Monday, November 21, 2011

Another Year


 On the surface this is a movie about the day to day life of an elderly, happily married couple (Tom and Gerri), their son and friends, among them Mary and Ken. All seems well in suburban London until that very last shot of the film, a most disturbing scene, the climax of the movie.
We see Mary at the kitchen table of her friends and as the conversation passes her by she realizes she doesn't matter to them any more. Worse, we see it dawning on her that she may never have mattered to them at all in their relationship of 20 years. The comparison with her car is inevitable, a vehicle that should have brought her a sense of freedom, but turned out to be a lemon if ever there was one. As another commenter wrote, it is a scene of exceptional cruelty. (Can I nominate Ms Manville for an Oscar, please?)

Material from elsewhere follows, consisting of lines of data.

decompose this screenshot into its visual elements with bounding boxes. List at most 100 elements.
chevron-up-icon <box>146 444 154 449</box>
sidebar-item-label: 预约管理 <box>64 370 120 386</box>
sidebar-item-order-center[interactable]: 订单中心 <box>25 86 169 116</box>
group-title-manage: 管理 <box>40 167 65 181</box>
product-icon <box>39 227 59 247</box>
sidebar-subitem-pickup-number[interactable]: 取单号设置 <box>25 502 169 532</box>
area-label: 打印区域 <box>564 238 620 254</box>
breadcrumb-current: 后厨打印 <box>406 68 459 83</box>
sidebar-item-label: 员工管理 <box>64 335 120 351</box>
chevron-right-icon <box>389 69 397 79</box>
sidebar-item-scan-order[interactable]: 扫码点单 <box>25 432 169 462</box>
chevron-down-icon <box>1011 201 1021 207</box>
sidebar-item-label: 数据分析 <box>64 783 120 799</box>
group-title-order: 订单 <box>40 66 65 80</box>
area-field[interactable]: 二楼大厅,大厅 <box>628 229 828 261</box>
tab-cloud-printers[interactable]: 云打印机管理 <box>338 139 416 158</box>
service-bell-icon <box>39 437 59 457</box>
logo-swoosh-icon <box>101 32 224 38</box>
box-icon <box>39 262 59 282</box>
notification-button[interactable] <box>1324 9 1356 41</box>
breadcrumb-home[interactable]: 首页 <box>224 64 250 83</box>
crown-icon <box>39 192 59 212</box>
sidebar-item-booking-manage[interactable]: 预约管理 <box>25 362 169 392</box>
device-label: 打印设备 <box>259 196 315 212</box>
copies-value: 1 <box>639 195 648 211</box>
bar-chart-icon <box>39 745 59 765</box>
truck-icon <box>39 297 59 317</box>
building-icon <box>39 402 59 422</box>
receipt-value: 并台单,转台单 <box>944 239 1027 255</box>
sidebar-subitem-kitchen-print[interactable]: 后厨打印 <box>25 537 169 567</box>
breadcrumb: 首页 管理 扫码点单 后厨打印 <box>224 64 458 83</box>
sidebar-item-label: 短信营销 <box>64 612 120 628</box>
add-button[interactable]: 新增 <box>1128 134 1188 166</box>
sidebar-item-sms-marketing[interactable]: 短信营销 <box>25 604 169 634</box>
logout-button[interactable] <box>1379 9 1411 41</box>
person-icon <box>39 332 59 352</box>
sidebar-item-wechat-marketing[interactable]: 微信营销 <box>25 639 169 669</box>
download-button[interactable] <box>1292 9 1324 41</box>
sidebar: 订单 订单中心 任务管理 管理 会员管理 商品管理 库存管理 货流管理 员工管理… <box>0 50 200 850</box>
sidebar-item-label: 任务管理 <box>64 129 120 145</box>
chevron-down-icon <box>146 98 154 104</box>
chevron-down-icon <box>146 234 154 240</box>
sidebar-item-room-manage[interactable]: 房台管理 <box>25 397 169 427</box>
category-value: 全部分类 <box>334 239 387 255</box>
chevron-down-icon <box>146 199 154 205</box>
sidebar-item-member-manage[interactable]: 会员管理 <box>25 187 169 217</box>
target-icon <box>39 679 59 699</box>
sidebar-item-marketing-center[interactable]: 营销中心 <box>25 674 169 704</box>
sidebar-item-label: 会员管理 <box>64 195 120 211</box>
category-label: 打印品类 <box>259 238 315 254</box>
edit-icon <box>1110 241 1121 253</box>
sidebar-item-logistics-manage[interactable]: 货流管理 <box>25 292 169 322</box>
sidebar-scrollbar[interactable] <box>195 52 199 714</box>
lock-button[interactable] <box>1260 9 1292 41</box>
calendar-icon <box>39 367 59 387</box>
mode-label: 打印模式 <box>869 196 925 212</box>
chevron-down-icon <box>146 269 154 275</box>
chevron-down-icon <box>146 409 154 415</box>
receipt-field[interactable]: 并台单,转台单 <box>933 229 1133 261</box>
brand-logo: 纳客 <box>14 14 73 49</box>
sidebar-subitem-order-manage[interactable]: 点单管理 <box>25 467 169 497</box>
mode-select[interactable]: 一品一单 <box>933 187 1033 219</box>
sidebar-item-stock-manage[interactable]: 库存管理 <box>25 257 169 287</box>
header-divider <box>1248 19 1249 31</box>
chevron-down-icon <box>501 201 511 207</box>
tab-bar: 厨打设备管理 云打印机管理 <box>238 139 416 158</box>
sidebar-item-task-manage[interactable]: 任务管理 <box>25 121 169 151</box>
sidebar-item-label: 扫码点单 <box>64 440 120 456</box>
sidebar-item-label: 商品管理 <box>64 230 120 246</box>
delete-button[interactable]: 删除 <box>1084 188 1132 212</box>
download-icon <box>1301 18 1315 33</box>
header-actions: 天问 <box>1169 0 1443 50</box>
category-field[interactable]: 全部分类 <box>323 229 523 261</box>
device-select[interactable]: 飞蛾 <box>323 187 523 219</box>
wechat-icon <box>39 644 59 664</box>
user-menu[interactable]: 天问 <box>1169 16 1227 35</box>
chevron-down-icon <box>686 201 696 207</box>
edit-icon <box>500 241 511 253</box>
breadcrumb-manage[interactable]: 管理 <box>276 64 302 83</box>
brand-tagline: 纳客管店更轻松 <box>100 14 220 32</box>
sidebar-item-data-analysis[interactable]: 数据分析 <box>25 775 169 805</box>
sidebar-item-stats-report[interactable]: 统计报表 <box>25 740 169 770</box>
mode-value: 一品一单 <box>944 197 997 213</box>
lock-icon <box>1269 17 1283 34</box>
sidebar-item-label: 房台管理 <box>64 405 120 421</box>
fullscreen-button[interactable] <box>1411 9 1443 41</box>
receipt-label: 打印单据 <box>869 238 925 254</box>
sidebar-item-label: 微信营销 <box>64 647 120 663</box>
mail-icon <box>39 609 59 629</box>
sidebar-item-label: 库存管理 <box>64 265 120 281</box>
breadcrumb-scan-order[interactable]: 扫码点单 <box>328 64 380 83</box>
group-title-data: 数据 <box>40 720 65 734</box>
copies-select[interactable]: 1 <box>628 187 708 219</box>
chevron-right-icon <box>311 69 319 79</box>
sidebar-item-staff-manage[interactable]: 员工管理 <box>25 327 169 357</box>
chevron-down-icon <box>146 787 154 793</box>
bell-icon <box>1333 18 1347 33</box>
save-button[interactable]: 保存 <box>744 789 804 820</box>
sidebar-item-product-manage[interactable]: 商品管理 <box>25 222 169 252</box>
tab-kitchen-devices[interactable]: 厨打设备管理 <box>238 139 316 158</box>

How could this insincerity, this not-so-mild form of wickedness persist over such a long time ? Perhaps it has something to do with the British fondness of manners, but I think it has to do with work, more specifically in Tom and Gerri's case with having a profession, being a professional.
A professional is someone who is applying a set of rules, an algorithm to a standard input to produce a standard output. (What distinguishes a professional from a craftsman is that the input, rules and output are so complex that they defy supervision.) Tom and Gerri are professionals and what they are doing is extending their professional attitude to their personal lives. Their relationship with Mary is professional. Their marriage is dealt with professionally. Their marital bliss is ultimately based on their contentment with the standardized output it produces. Tomatoes anyone ?
Contrast this with Ken and Mary. Ken is an alcoholic in bad physical shape. He was once handsome however and has a good heart. His problem is that he questions the meaning of his job, which in his case seems to amount to questioning the meaning of his life. And then there is Mary. Her goal in life is Love, not work, thereby committing the ultimate sin (not making work your life goal that is).
Two scenes illustrate the stranglehold work has on our lives (and the importance of it for the movie's theme, I think). In the first an Asian couple is visiting Joe, an old man threatened with eviction and a young woman acting as his interpreter, her ability to help the old man, however, limited to the duration of her lunch break. In the second Carl arrives too late for his mother's funeral, having been stuck in a traffic jam. The funeral couldn't be postponed however, another one was already waiting.
So are Tom and Gerri right ? At the dinner table Tom is telling of how he and Gerri met, by chance on their first day in university. This detail hints at the internal inconsistency of their way of life. And of course right at the beginning of the movie there is this session of Gerri with the sleepless patient, an Everywoman. It shows her utterly failing in her role of counselor, her very profession.
Mary is indeed looking for love in all the wrong places. At the end of the film you realize that, despite all appearances Tom & Gerri's was such a place.